I'm reading about condition numbers on Wikipedia, and in the section on matrices it says that
$$
\left(\max_{e \neq 0} \frac {\left\Vert A^{-1}e\right\Vert }{\left\Vert e\right\Vert }\right)\cdot \left(\max_{b \neq 0} \frac {\left\Vert b\right\Vert }{\left\Vert A^{-1}b\right\Vert } \right) =
\left(\max_{e \neq 0} \frac {\left\Vert A^{-1}e\right\Vert }{\left\Vert e\right\Vert } \right)\cdot \left(\max_{x \neq 0} \frac {\left\Vert Ax\right\Vert }{\left\Vert x\right\Vert } \right).
$$
($A$ is a non-singular $n\times p$ matrix, and $b$ is a $p\times 1$ vector.)
As far as I can tell this means that
$$
\left(\max_{b \neq 0} \frac {\left\Vert b\right\Vert }{\left\Vert A^{-1}b\right\Vert } \right) =
\left(\max_{x \neq 0} \frac {\left\Vert Ax\right\Vert }{\left\Vert x\right\Vert } \right),
$$
which I can't figure out how to prove.
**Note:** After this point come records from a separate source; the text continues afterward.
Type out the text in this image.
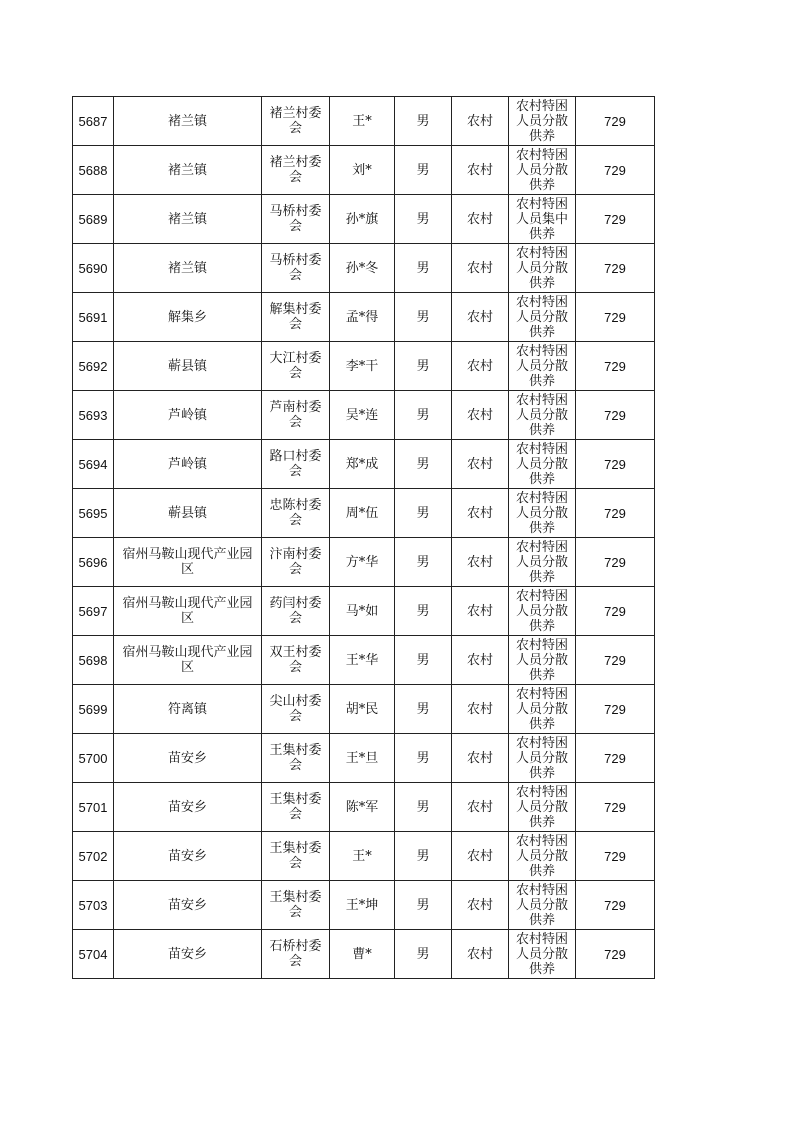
5687	褚兰镇	褚兰村委会	王*	男	农村	农村特困人员分散供养	729
5688	褚兰镇	褚兰村委会	刘*	男	农村	农村特困人员分散供养	729
5689	褚兰镇	马桥村委会	孙*旗	男	农村	农村特困人员集中供养	729
5690	褚兰镇	马桥村委会	孙*冬	男	农村	农村特困人员分散供养	729
5691	解集乡	解集村委会	孟*得	男	农村	农村特困人员分散供养	729
5692	蕲县镇	大江村委会	李*干	男	农村	农村特困人员分散供养	729
5693	芦岭镇	芦南村委会	吴*连	男	农村	农村特困人员分散供养	729
5694	芦岭镇	路口村委会	郑*成	男	农村	农村特困人员分散供养	729
5695	蕲县镇	忠陈村委会	周*伍	男	农村	农村特困人员分散供养	729
5696	宿州马鞍山现代产业园区	汴南村委会	方*华	男	农村	农村特困人员分散供养	729
5697	宿州马鞍山现代产业园区	药闫村委会	马*如	男	农村	农村特困人员分散供养	729
5698	宿州马鞍山现代产业园区	双王村委会	王*华	男	农村	农村特困人员分散供养	729
5699	符离镇	尖山村委会	胡*民	男	农村	农村特困人员分散供养	729
5700	苗安乡	王集村委会	王*旦	男	农村	农村特困人员分散供养	729
5701	苗安乡	王集村委会	陈*军	男	农村	农村特困人员分散供养	729
5702	苗安乡	王集村委会	王*	男	农村	农村特困人员分散供养	729
5703	苗安乡	王集村委会	王*坤	男	农村	农村特困人员分散供养	729
5704	苗安乡	石桥村委会	曹*	男	农村	农村特困人员分散供养	729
It's probably some stunningly obvious property of norms, but I can't for the life of me figure out what it is. FWIW, at this point in the article, it has not been specified which norm is being used.
It doesn't matter which norm is used. If we make the substitution $b = Ax$, we have $$ \max_{b \neq 0} \frac{\|b\|}{\|A^{-1}b\|} = \max_{x \neq 0} \frac{\|(Ax)\|}{\|A^{-1}(Ax)\|} = \max_{x \neq 0} \frac{\|Ax\|}{\|x\|} $$